By Industry Council for Tangible Assets …..
A 28-year-old man from Waite Park, Minnesota, on September 25 is expected to respond to a felony charge for theft-by-swindle stemming from selling counterfeit coins to three pawn shops in the greater Minneapolis area.
Eric Michael Johnson, identified in a complaint filed July 31 in Minnesota’s Seventh Judicial District Court located in Stearns County, could face a maximum sentence of five years imprisonment and/or a fine of $10,000.
Johnson was arrested February 27, 2017, by Minnesota Department of Commerce Special Agent Joseph K. Boche in the Pawn America shop located in Anoka, Minnesota.
Special Agent Boche had stopped by the Anoka Pawn America shop to pick up video surveillance and to verify that coins Johnson sold to the shop on January 2 were fake when an employee told him that Johnson was there attempting to sell a 2009-P Australian gold $100 Kangaroo graded Mint State 69 encapsulated in a Numismatic Guaranty Corporation (NGC) holder. Both the coin and the holder were determined to be counterfeit.
According to the complaint, Johnson in a Mirandized statement admitted to purchasing coins on the Chinese web site Aliexpress.com. He further admitted that he had purchased the fake Australian gold coin for $115 and was attempting to sell it for $900 to make a profit.
Special Agent Boche had opened his investigation into counterfeit coins being sold in the area on February 16 when a coin collector notified him that he had purchased a 1909-O $5 Indian Head half eagle in a Professional Coin Grading Service (PCGS) holder for $4,999 plus tax from Pawn America located in the city of St. Cloud. The collector fell on ice on his way home and the top corner of the PCGS holder broke off. He went to Central States Coins shop seeking to return the coin to the grading service so it could be re-encapsulated. A week later Central States Coins notified him that the coin could not be recertified because it was counterfeit. The PCGS holder was also determined to be fake.
Special Agent Boche checked the Automated Pawn System and learned that Eric Michael Johnson had sold the coin to Pawn America and that since June of 2016 he had sold six rare U.S. gold coins encapsulated in NGC and PCGS slabs and a Perth Mint gold bar to Pawn America stores in the cities of Anoka and St. Cloud as well as Max It Pawn, also located in St. Cloud. All of the coins as well as the bar and all of the holders were determined to be counterfeit. All of the counterfeits were seized by law enforcement.

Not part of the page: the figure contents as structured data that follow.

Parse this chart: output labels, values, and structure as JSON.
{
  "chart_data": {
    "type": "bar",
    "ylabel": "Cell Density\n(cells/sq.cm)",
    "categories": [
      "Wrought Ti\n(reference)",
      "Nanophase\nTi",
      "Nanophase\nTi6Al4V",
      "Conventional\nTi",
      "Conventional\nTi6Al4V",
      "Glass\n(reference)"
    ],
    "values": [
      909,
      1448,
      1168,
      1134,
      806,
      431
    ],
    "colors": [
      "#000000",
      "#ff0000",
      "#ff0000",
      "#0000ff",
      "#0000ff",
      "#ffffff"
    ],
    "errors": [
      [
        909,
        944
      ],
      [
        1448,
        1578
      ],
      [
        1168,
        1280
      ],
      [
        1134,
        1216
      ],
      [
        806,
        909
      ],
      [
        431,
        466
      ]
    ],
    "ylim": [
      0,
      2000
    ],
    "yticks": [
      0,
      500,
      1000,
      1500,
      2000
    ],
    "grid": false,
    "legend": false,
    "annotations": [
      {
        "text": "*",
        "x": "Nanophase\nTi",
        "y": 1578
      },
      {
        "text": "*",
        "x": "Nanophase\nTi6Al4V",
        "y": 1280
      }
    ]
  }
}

The counterfeit gold U.S. coins in fake holders with stated grades included:
- 1929 $5 Indian Head half eagle, PCGS-MS-62
- 1902-S $10 Liberty Head eagle, NGC MS-63
- 1909-O $5 Indian Head half eagle, PCGS-AU 58
- 1902-S Liberty Head eagle, NGC MS-65
- 2014 gold American Eagle, NGC PF-70
- 2014 gold American Eagle, NGC hol
According to the complaint, the total aggregate value of the transactions completed by the Johnson was $4,340.50. Had the coins been genuine, their value would have been far greater. For example, had the 1929 Indian Head half eagle, graded MS-62, been a genuine coin in a genuine PCGS holder, its market value would have been $42,500.
“While this may appear to be a small case, it is important to understand that this type of illegal activity is happening throughout the United States,” said Beth Deisher, director of anti-counterfeiting at the Industry Council for Tangible Assets (ICTA). “The ease with which dishonest people can order counterfeit coins and bars from China and sell them in the United States makes it a crime of opportunity.”
ICTA’s Anti-Counterfeiting Task Force (ACTF) is working with law enforcement on all levels to bring counterfeiters and those who traffic in counterfeits to justice. A member of the Anti-Counterfeiting Task Force played a role in apprehending the defendant in this case.
Deisher noted that if you are offered coins at below market value, particularly from a Chinese seller online or from people you don’t know in the United States, there is a high probability the coins and bars are counterfeit.
“It’s best to deal with professional coin dealers whose credentials you can check and from those who have been in business for years,” Deisher said.